Lundi, la Haute Cour de justice britannique a validé le projet d’expulsion vers le Rwanda des demandeurs d’asile arrivés illégalement au Royaume-Uni. Cette mesure très controversée, annoncée en avril dernier sous la mandature de Boris Johnson, permet en toute légalité d’envoyer les migrants clandestins au Rwanda, peu importent leurs nationalités. « Nous saluons cette décision et sommes prêts à offrir aux demandeurs d’asile et aux migrants l’occasion de bâtir une nouvelle vie au Rwanda », a déclaré dans la foulée la porte-parole du gouvernement rwandais Yolande Makolo, en parlant d’une mesure « positive » pour résoudre la crise mondiale des migrations. 20 Minutes revient sur la décision de la justice britannique alors que les premiers avions en direction de la capitale rwandaise, Kigali, pourraient décoller prochainement.
Que s’est-il passé ce lundi au Royaume-Uni ?
La justice britannique a donné son feu vert à l’expulsion vers le Rwanda de demandeurs d’asile arrivés illégalement au Royaume-Uni, un projet hautement controversé que le gouvernement veut déployer au plus vite. La Haute Cour de Londres a jugé le dispositif « légal » et estimé que les dispositions prévues par le gouvernement ne contrevenaient pas à la Convention de Genève sur les réfugiés.
Pourquoi Londres a-t-il mis en place cette mesure ?
Les traversées illégales de la Manche sont la bête noire du gouvernement britannique conservateur et provoquent régulièrement des tensions avec la France, d’où partent de nombreux migrants désireux de rejoindre l’Angleterre. Depuis le début de l’année, environ 45.000 sont ainsi arrivés sur les côtes anglaises, contre 28.526 en 2021. Et quatre migrants, dont un adolescent, sont morts en tentant cette traversée le 14 décembre dernier.
En envoyant les migrants arrivés clandestinement au Royaume-Uni au Rwanda, soit à plus de 6.000 km de Londres, le gouvernement Johnson entendait donc dissuader les traversées illégales de la Manche. « Les groupes criminels qui mettent la vie des gens en danger dans la Manche doivent comprendre que leur modèle économique va s’effondrer sous ce gouvernement », avait justifié Boris Johnson sur la radio LBC en juin dernier.
Comment va fonctionner cet accord avec le Rwanda ?

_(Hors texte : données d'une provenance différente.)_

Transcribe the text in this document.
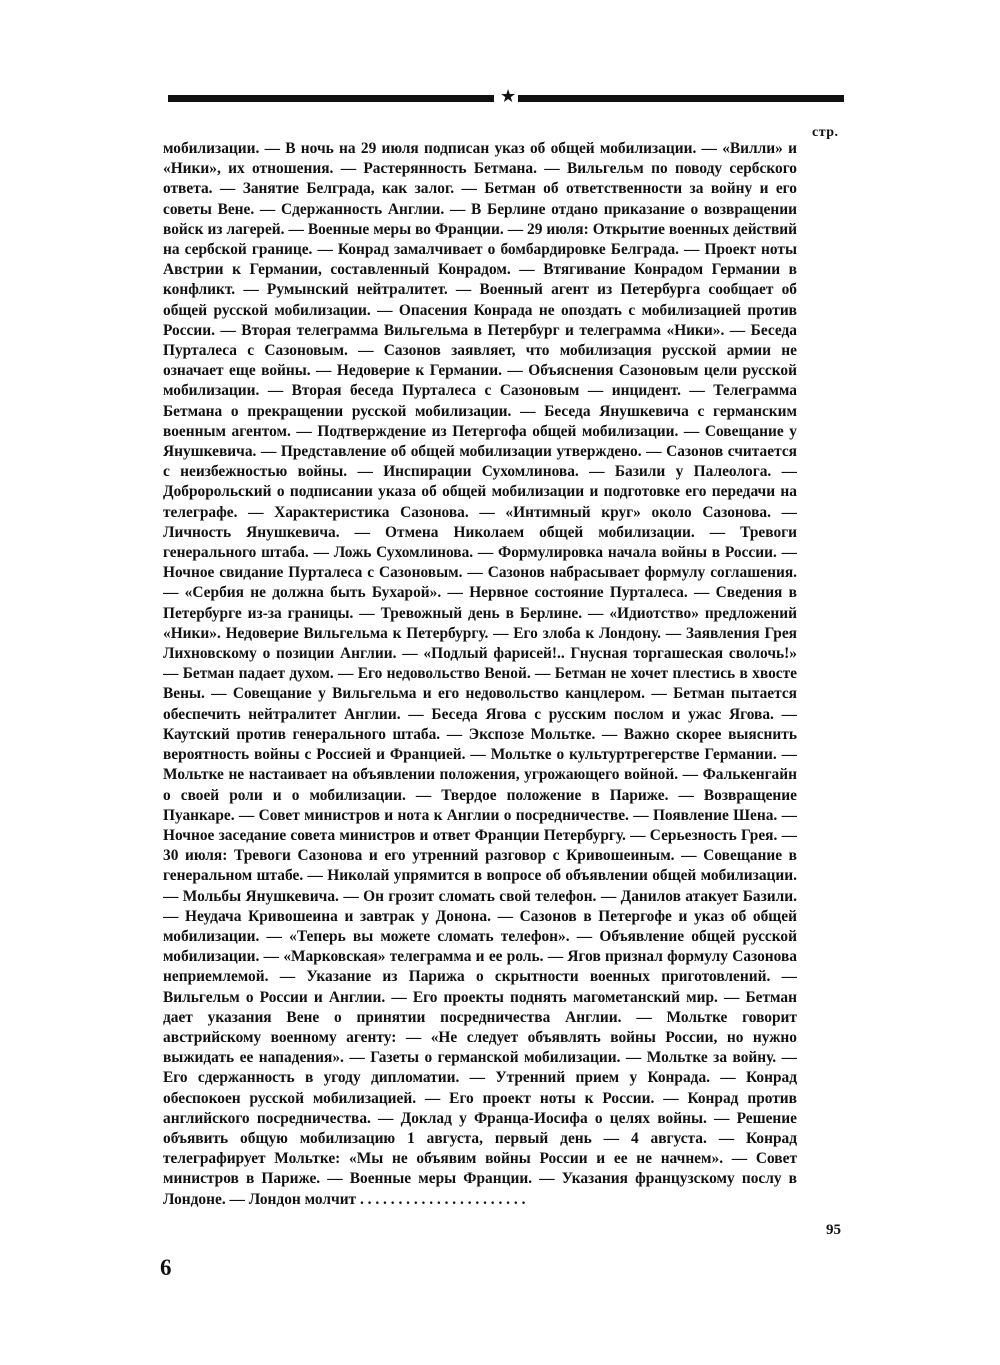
★
стр.

мобилизации. — В ночь на 29 июля подписан указ об общей мобилизации. — «Вилли» и «Ники», их отношения. — Растерянность Бетмана. — Вильгельм по поводу сербского ответа. — Занятие Белграда, как залог. — Бетман об ответственности за войну и его советы Вене. — Сдержанность Англии. — В Берлине отдано приказание о возвращении войск из лагерей. — Военные меры во Франции. — 29 июля: Открытие военных действий на сербской границе. — Конрад замалчивает о бомбардировке Белграда. — Проект ноты Австрии к Германии, составленный Конрадом. — Втягивание Конрадом Германии в конфликт. — Румынский нейтралитет. — Военный агент из Петербурга сообщает об общей русской мобилизации. — Опасения Конрада не опоздать с мобилизацией против России. — Вторая телеграмма Вильгельма в Петербург и телеграмма «Ники». — Беседа Пурталеса с Сазоновым. — Сазонов заявляет, что мобилизация русской армии не означает еще войны. — Недоверие к Германии. — Объяснения Сазоновым цели русской мобилизации. — Вторая беседа Пурталеса с Сазоновым — инцидент. — Телеграмма Бетмана о прекращении русской мобилизации. — Беседа Янушкевича с германским военным агентом. — Подтверждение из Петергофа общей мобилизации. — Совещание у Янушкевича. — Представление об общей мобилизации утверждено. — Сазонов считается с неизбежностью войны. — Инспирации Сухомлинова. — Базили у Палеолога. — Добророльский о подписании указа об общей мобилизации и подготовке его передачи на телеграфе. — Характеристика Сазонова. — «Интимный круг» около Сазонова. — Личность Янушкевича. — Отмена Николаем общей мобилизации. — Тревоги генерального штаба. — Ложь Сухомлинова. — Формулировка начала войны в России. — Ночное свидание Пурталеса с Сазоновым. — Сазонов набрасывает формулу соглашения. — «Сербия не должна быть Бухарой». — Нервное состояние Пурталеса. — Сведения в Петербурге из-за границы. — Тревожный день в Берлине. — «Идиотство» предложений «Ники». Недоверие Вильгельма к Петербургу. — Его злоба к Лондону. — Заявления Грея Лихновскому о позиции Англии. — «Подлый фарисей!.. Гнусная торгашеская сволочь!» — Бетман падает духом. — Его недовольство Веной. — Бетман не хочет плестись в хвосте Вены. — Совещание у Вильгельма и его недовольство канцлером. — Бетман пытается обеспечить нейтралитет Англии. — Беседа Ягова с русским послом и ужас Ягова. — Каутский против генерального штаба. — Экспозе Мольтке. — Важно скорее выяснить вероятность войны с Россией и Францией. — Мольтке о культуртрегерстве Германии. — Мольтке не настаивает на объявлении положения, угрожающего войной. — Фалькенгайн о своей роли и о мобилизации. — Твердое положение в Париже. — Возвращение Пуанкаре. — Совет министров и нота к Англии о посредничестве. — Появление Шена. — Ночное заседание совета министров и ответ Франции Петербургу. — Серьезность Грея. — 30 июля: Тревоги Сазонова и его утренний разговор с Кривошеиным. — Совещание в генеральном штабе. — Николай упрямится в вопросе об объявлении общей мобилизации. — Мольбы Янушкевича. — Он грозит сломать свой телефон. — Данилов атакует Базили. — Неудача Кривошеина и завтрак у Донона. — Сазонов в Петергофе и указ об общей мобилизации. — «Теперь вы можете сломать телефон». — Объявление общей русской мобилизации. — «Марковская» телеграмма и ее роль. — Ягов признал формулу Сазонова неприемлемой. — Указание из Парижа о скрытности военных приготовлений. — Вильгельм о России и Англии. — Его проекты поднять магометанский мир. — Бетман дает указания Вене о принятии посредничества Англии. — Мольтке говорит австрийскому военному агенту: — «Не следует объявлять войны России, но нужно выжидать ее нападения». — Газеты о германской мобилизации. — Мольтке за войну. — Его сдержанность в угоду дипломатии. — Утренний прием у Конрада. — Конрад обеспокоен русской мобилизацией. — Его проект ноты к России. — Конрад против английского посредничества. — Доклад у Франца-Иосифа о целях войны. — Решение объявить общую мобилизацию 1 августа, первый день — 4 августа. — Конрад телеграфирует Мольтке: «Мы не объявим войны России и ее не начнем». — Совет министров в Париже. — Военные меры Франции. — Указания французскому послу в Лондоне. — Лондон молчит . . . . . . . . . . . . . . . . . . . . . .

95
6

A la suite de l’annonce de la justice britannique, « toute personne entrant illégalement au Royaume-Uni » après le 1er janvier 2022 pourrait être à présent envoyée au Rwanda, sans limite de nombre. Les expulsions vers le Rwanda ne représentent « qu’une partie de notre plan » contre l’immigration illégale, a néanmoins expliqué le chef du gouvernement aux télévisions britanniques. Reste que Rishi Sunak, qui, comme le soulève la BBC, mène une politique similaire aux derniers Premiers ministres conservateurs anglais, a promis un « système où, si vous arrivez au Royaume-Uni illégalement, vous n’aurez pas le droit de rester ».

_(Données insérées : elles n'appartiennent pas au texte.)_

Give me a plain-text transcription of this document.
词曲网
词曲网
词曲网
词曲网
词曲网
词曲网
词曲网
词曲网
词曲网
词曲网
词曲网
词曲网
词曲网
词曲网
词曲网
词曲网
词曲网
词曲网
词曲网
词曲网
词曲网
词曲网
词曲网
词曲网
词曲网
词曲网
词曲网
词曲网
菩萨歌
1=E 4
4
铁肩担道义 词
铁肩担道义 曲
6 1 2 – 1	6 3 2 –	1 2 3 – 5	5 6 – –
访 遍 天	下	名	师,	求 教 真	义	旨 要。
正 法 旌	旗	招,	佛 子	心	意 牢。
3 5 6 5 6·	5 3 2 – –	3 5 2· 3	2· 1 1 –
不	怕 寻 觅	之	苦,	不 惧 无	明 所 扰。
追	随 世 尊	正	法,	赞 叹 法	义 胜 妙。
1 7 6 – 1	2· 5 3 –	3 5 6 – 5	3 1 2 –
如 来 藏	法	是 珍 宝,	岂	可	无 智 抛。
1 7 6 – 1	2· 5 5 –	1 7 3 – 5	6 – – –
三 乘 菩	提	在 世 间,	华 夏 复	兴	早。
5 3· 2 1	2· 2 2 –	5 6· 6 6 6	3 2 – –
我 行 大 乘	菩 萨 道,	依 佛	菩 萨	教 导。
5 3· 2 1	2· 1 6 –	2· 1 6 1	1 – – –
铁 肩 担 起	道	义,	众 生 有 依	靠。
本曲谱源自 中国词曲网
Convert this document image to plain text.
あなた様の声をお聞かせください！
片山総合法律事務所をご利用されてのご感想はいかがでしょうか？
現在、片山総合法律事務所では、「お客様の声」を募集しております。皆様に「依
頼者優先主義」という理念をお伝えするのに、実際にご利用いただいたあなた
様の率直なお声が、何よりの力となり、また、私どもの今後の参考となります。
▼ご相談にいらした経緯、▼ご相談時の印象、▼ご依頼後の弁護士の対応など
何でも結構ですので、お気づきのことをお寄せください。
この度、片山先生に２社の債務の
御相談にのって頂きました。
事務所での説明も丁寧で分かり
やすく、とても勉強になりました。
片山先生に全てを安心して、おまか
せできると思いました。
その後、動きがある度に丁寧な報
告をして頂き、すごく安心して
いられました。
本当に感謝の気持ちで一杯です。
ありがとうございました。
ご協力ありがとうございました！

En vertu de son accord avec Kigali, Londres financera dans un premier temps le dispositif à hauteur de 120 millions de livres (140 millions d’euros). De son côté, le gouvernement rwandais a précisé qu’il proposerait aux migrants la possibilité « de s’installer de manière permanente ». En juin dernier, la ministre de l’Intérieur britannique Priti Patel s’était félicitée de cet accord permettant aux clandestins de « refaire leur vie en toute sécurité ».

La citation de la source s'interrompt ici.